Geometric Minimalism is a curatorial concept that reduces design to its most fundamental forms—cubes, spheres, cylinders, and triangles. These basic shapes, universally recognized, become building blocks for works that balance playfulness with precision. The pieces recall the logic of childhood construction yet remain anchored by proportion, structure, and material.

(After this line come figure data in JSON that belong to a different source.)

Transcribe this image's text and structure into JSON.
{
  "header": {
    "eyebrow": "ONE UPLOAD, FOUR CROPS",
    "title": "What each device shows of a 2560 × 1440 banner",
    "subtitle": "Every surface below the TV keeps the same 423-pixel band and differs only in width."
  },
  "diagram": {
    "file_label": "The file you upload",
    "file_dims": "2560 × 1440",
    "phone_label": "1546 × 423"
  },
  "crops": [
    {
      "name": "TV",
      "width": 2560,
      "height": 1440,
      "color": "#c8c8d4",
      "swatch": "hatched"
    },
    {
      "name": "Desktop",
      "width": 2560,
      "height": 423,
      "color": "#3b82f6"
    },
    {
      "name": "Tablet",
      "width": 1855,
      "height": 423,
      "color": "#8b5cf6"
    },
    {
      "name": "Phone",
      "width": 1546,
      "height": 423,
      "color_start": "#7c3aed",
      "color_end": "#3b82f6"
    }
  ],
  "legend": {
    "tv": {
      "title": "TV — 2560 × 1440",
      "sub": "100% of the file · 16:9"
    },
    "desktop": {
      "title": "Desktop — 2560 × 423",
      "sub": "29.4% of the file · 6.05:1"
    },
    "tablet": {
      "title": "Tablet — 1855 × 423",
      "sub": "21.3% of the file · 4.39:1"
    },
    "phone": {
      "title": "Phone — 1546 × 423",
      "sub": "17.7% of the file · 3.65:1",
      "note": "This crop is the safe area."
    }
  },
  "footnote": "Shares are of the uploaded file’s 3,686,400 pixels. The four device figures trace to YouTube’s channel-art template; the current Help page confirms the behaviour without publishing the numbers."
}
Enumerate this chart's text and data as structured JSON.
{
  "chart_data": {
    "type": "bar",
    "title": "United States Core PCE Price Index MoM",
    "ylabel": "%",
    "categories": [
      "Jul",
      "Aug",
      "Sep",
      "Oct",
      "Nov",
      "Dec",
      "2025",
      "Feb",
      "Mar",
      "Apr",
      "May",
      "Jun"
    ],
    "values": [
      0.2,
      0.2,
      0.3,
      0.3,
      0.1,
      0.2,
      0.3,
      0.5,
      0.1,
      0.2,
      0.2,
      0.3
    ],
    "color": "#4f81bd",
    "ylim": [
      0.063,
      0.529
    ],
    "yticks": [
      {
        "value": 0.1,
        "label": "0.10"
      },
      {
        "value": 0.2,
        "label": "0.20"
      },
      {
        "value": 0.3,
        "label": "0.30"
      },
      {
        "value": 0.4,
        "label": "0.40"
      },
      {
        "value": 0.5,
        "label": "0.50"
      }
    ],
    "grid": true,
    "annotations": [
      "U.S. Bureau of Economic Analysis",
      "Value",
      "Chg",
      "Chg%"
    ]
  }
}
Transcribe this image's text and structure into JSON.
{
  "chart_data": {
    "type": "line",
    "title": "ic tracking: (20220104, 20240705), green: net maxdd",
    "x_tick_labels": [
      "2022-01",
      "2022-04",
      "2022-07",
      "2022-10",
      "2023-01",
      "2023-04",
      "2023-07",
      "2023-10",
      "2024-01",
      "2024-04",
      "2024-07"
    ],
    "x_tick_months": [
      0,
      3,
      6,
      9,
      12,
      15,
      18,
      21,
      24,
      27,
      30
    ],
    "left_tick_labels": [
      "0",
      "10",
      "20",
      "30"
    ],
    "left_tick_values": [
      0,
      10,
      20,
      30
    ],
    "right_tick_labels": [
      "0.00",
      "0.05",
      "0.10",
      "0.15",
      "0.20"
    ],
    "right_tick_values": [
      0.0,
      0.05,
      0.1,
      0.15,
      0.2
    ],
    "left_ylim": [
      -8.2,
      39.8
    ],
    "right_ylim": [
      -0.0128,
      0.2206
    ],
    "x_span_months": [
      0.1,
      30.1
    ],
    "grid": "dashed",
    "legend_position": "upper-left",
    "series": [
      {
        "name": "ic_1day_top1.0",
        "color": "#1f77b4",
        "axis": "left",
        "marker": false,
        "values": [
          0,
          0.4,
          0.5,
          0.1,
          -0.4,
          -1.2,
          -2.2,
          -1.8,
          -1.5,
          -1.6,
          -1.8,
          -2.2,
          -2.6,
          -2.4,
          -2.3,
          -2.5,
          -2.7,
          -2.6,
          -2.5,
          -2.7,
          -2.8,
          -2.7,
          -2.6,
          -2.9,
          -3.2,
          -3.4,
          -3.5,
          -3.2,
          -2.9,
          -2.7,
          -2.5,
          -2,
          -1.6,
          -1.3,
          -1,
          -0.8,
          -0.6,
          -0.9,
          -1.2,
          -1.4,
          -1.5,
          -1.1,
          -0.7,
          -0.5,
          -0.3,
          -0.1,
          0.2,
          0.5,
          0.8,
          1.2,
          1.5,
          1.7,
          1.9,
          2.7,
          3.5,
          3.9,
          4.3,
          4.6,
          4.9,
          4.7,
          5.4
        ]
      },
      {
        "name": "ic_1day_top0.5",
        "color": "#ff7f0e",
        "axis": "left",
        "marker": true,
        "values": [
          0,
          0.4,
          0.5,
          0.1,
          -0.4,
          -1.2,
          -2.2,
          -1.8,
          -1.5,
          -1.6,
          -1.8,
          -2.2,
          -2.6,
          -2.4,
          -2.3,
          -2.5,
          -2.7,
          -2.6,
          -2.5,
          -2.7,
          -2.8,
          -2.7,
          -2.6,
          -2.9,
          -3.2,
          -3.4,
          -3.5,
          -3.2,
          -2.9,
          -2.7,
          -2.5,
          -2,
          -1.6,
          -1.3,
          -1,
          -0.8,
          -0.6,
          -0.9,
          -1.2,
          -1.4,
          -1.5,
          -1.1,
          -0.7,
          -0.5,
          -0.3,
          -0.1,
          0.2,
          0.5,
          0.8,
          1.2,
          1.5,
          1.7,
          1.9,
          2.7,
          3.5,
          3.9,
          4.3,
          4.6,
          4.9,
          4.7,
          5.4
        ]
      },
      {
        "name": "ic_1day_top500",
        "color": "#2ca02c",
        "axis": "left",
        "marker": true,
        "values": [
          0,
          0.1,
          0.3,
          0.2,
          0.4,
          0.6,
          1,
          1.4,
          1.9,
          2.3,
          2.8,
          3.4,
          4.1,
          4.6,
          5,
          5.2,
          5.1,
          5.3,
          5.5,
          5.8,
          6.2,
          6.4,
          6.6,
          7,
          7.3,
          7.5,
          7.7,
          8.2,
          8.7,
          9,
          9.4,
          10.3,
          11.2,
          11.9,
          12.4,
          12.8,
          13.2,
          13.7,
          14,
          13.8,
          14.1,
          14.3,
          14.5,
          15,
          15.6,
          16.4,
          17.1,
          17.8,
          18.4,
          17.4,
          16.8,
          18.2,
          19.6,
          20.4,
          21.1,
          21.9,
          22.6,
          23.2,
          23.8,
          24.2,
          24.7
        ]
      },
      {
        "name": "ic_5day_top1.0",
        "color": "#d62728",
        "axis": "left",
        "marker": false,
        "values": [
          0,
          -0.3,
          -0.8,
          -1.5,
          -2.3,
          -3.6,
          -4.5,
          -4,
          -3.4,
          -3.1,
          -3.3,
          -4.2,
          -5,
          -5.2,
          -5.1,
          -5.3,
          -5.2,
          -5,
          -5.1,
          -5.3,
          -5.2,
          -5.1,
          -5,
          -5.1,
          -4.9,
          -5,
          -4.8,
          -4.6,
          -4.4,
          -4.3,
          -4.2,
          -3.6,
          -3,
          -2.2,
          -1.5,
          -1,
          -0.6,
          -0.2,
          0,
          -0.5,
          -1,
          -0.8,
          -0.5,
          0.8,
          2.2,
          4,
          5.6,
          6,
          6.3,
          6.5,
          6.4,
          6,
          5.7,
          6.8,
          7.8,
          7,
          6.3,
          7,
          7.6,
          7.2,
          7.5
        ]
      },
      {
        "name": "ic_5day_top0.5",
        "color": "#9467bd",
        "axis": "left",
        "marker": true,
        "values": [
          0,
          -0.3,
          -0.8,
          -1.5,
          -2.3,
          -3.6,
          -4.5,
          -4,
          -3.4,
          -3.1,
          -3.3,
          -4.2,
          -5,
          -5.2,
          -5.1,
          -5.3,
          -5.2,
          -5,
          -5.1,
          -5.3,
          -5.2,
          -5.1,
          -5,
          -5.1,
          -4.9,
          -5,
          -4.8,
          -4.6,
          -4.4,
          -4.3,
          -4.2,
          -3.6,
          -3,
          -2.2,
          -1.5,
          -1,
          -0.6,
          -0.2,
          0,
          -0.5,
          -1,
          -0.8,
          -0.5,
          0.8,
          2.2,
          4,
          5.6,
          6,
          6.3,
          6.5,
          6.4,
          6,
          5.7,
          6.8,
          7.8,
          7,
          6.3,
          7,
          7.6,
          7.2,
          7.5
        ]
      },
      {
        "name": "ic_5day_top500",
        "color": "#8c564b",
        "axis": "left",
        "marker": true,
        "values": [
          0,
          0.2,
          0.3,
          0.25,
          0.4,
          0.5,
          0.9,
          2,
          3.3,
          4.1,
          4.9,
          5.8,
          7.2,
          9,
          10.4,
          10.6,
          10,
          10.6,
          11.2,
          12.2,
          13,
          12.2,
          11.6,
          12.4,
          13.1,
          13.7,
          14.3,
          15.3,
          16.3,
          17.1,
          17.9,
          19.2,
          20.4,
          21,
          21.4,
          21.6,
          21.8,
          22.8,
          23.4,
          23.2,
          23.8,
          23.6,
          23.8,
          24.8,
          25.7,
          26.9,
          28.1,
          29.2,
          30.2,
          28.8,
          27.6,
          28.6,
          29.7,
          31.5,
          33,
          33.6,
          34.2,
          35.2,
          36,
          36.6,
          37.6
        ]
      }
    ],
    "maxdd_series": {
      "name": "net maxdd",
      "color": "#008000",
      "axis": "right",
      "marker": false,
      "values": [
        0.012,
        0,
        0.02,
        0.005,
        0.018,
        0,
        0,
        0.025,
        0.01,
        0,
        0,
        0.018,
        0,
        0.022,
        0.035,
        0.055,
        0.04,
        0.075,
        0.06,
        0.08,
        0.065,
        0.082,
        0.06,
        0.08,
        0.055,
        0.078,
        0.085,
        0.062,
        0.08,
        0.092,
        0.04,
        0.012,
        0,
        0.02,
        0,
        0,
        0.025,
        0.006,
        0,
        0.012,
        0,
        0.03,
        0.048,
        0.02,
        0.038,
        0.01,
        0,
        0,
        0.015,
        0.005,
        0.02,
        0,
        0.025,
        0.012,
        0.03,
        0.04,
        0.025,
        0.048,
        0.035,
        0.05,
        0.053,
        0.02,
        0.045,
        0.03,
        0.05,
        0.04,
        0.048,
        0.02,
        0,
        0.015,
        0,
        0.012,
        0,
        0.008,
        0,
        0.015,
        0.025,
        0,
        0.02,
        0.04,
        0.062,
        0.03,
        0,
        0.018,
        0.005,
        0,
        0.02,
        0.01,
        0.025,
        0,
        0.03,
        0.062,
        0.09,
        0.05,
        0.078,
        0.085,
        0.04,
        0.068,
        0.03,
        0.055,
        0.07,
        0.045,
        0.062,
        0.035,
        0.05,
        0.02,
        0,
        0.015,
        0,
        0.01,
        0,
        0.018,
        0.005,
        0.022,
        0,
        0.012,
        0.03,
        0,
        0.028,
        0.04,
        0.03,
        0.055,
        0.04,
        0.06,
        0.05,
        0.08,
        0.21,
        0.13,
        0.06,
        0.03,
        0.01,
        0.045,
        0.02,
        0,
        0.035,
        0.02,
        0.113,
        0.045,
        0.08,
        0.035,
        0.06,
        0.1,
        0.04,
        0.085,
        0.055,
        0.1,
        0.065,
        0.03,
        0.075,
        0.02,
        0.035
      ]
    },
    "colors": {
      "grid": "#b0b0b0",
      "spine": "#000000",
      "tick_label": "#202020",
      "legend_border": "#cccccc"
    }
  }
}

Nassi Lamps stack cubes on marble prisms with quiet rigor, while SALAK Studio builds dining tables from spheres and planes. Clovis Atelier introduces brightly lacquered chairs that shift between discipline and whimsy, and Marco Zelli assembles lamps from two simple blocks. Dining chairs by THE RAUM OBJECTS, Ford Bostwick Studio, Lucas Cambier, and Oitoproducts reveal how the same geometry transforms through steel, wood, aluminum, and upholstery—light, warm, industrial, or inviting depending on the material. PROSA’s dining chair draws on circles in varied forms, from spheres to open wheels, and Studio Indigene sets spheres into flat supports for an inventive side table. Drusch Design fits cubes together into an angular bench that reads as architecture in miniature.
Together, these works show how returning to the fundamentals never limits design. By starting with the simplest shapes, each studio creates objects that feel both essential and unexpected, proving that in geometric minimalism, the building blocks themselves are the design.